Tuesday, June 07, 2011

1934, the all the west coast longshoremen, teamsters, and seamen unions went on strike and the national guard was called in






The nationwide labor upsurge of 1934 reached its peak in San Francisco. On May 9, 1934, leaders of the International Longshoremen’s Association (ILA) called a strike of all West Coast dockworkers, demanding a wage scale of the 6-day, 30-hour week at a minimum rate of $1 per hour, a “closed shop” (union membership as a requirement of employment), and union-administered hiring halls.

On May 15 teamsters, boilermakers and machinists voted a sympathy strike along with sailors and marine firemen’s union, involving 4,000 men, and 700 marine cooks and stewards took similar action the next day. Ferry boatmen, masters, mates and pilots, and marine engineers first struck against several companies for higher wages and a closed-shop contract, and subsequently the entire local was called out in a body. Not a single freighter left a Pacific coast port “for the first time in history.”

Enraged employers, backed by a sympathetic mayor and police chief, used every means available to open the waterfront and protect strikebreakers, whom they imported in large numbers. Working closely with local politicians and the press, the employers set out to convince the public that the strike was controlled by “Reds” intent on overthrowing the government.

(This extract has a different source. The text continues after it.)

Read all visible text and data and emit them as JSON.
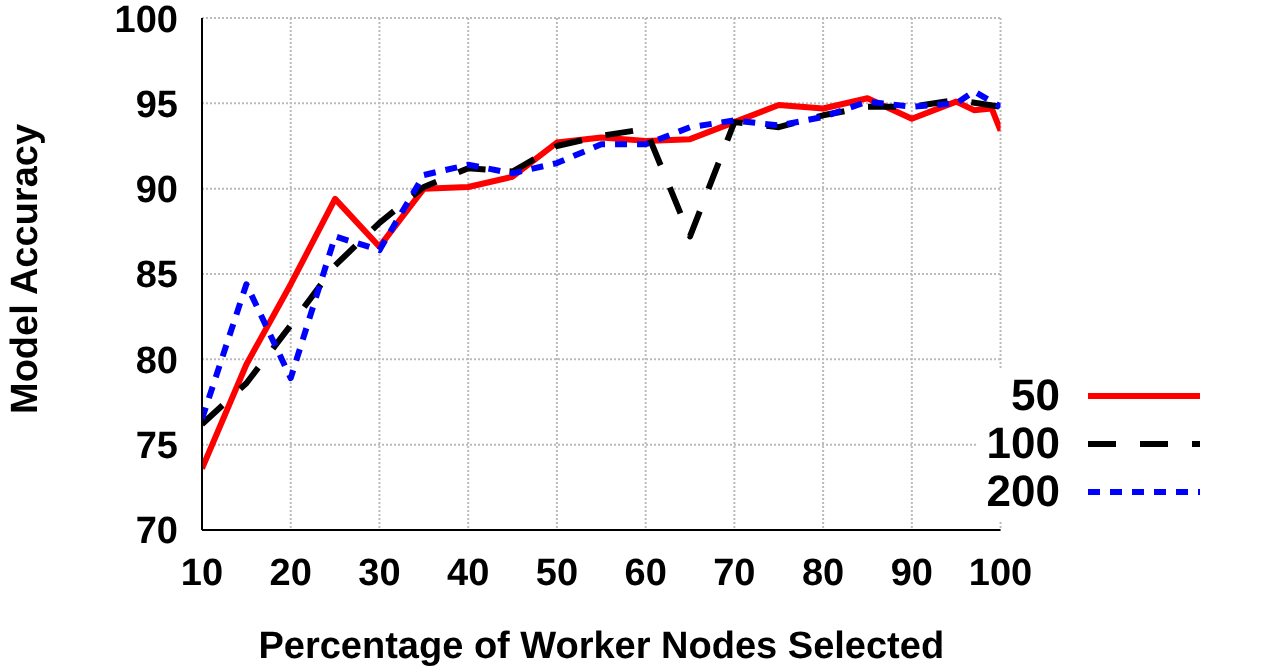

These scare tactics led to an investigation of employer actions by a Senate subcommittee. The flagrant destruction of many of the records of the Industrial Association, described in this report, effectively prevented the Committee from obtaining full documentary evidence on the activities of the association. Violations of Free Speech and Rights of Labor, the subcommittee’s 1942 report, described the concerted efforts of the Industrial Association, the newspapers, and the San Francisco police to discredit the strike.

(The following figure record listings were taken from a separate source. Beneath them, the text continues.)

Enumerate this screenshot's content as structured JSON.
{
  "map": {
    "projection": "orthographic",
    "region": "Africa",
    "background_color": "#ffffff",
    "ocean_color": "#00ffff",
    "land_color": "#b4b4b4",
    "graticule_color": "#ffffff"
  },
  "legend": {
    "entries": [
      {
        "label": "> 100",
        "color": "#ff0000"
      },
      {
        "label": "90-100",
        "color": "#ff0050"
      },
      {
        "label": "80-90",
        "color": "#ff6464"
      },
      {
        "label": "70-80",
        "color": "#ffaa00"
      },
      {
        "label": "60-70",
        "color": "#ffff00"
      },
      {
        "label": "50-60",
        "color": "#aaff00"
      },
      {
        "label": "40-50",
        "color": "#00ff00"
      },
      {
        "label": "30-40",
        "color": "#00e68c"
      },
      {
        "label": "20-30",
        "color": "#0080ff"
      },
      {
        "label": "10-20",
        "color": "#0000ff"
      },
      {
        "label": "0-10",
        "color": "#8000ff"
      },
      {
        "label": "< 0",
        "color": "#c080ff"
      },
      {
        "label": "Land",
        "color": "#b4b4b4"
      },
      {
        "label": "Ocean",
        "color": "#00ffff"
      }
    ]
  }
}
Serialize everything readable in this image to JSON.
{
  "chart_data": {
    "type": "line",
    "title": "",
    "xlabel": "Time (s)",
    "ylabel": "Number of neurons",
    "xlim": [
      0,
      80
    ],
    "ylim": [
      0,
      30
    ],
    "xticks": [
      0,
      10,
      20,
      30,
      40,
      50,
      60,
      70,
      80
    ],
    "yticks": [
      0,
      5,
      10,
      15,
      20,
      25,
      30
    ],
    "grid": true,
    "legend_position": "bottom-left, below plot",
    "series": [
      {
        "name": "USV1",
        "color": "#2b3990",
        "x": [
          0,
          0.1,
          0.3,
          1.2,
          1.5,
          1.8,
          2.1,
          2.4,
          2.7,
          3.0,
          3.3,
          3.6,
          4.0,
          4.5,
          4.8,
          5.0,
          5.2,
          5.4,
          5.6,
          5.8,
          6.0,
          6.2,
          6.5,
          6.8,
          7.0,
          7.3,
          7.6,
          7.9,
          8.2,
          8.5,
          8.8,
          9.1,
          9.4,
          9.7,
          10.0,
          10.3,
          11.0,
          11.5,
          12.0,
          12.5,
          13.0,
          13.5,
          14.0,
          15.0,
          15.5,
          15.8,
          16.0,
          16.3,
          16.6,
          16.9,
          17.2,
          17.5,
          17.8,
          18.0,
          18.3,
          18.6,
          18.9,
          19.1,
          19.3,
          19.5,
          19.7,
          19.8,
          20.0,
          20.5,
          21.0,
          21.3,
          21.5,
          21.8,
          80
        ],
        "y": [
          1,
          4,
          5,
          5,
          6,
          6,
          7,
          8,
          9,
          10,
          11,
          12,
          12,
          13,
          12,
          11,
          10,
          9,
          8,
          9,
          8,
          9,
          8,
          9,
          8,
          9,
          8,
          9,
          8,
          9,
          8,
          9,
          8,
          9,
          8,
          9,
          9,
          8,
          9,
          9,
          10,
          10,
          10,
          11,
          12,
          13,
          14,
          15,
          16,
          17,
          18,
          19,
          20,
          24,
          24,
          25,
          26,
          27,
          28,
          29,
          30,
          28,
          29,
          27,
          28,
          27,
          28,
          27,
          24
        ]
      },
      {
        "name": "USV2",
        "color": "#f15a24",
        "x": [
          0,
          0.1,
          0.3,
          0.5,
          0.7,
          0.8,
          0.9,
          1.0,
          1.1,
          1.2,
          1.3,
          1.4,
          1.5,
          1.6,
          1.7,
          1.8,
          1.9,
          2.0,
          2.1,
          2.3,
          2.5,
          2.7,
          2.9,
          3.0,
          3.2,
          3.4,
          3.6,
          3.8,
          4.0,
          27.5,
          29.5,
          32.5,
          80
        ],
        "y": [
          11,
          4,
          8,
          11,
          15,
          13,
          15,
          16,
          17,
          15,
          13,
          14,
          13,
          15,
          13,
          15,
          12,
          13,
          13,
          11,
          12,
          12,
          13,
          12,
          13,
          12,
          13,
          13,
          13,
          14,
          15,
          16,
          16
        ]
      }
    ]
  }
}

http://historymatters.gmu.edu/d/5134/ for the entire report

Didn't see that in your American History book did you. Just one case in a long history of corporate greed versus workers and unions, and just one example of the people with the money fdoing anything at all to make more money and the people with power abusing it. Both the money and the power calling the shots and forcing the cops and national guard to shoot the strikers. No kidding.
Photos from http://www.johngutmann.org/

1 comment:

  1. I understand that there was another strike in 1936, with a less bloody outcome.